Adenovirus infections are on the rise in Britain, where most cases of hepatitis have been reported, the WHO said.
But the explanation doesn’t quite fit. Not all children have tested positive for adenovirus, and while viruses can cause liver inflammation, this symptom is more common in immunocompromised people. “It’s not a common cause of liver failure in children,” said Dr. Aaron Milstone, a specialist in pediatric infectious diseases at the Johns Hopkins Children’s Center.
It is possible that a new strain of adenovirus has emerged or that adenovirus infections are occurring in conjunction with some other risk factor — such as a toxic exposure or infection by another pathogen — producing exceptionally severe results, the Health Safety Agency said. United Kingdom.
Or adenovirus infections could be a distracting factor. Because these viruses are common among children, it is difficult to determine whether they caused these cases of hepatitis or whether many of the children were accidentally infected. “Someone could be infected with adenovirus and develop hepatitis based on something else,” Malley said. “To prove causality, you really need a lot of data, which we just don’t have.”

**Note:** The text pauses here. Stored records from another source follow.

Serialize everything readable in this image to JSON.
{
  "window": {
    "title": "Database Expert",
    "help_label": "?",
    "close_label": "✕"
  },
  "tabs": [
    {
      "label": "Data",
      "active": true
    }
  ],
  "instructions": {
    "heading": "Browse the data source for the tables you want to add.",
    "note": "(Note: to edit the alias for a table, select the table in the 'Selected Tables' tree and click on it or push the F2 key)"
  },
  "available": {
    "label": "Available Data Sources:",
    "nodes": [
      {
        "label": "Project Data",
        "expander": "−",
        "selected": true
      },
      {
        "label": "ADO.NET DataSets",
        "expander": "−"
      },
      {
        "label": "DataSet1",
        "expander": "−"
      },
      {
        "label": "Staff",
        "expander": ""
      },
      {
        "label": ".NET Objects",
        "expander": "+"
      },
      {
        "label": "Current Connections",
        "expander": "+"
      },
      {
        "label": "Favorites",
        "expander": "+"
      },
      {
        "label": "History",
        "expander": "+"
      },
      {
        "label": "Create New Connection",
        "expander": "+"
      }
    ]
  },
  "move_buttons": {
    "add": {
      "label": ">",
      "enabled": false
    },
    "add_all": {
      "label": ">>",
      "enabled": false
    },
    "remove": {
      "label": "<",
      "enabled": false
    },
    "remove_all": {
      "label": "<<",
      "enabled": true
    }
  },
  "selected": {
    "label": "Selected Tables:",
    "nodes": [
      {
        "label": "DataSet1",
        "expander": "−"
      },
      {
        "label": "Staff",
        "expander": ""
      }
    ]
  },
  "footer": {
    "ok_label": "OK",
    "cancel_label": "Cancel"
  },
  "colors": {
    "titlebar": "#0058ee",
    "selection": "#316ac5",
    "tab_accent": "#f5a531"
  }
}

Is this related to Covid-19? Probably not directly, experts said. Of the 169 patients identified by the WHO, 20 tested positive for coronavirus. This is not surprising given the extent to which the virus has spread in recent months, the scientists explained.
And there is no evidence that hepatitis is linked to Covid-19 vaccines; the “great majority” of the children in question were not vaccinated, the WHO said.
Still, a connection to the coronavirus cannot be entirely ruled out, experts have warned, and hepatitis cases could be linked to the pandemic in less direct ways. For example, public health measures implemented over the past two years may have left fewer children exposed to common adenoviruses. That, in turn, may have made them more susceptible now, according to one of the British agency’s working hypotheses.
But that too is speculative.
“Right now,” Shiau said, “we still don’t know what’s going on.”
Translated by Luiz Roberto M. Gonçalves.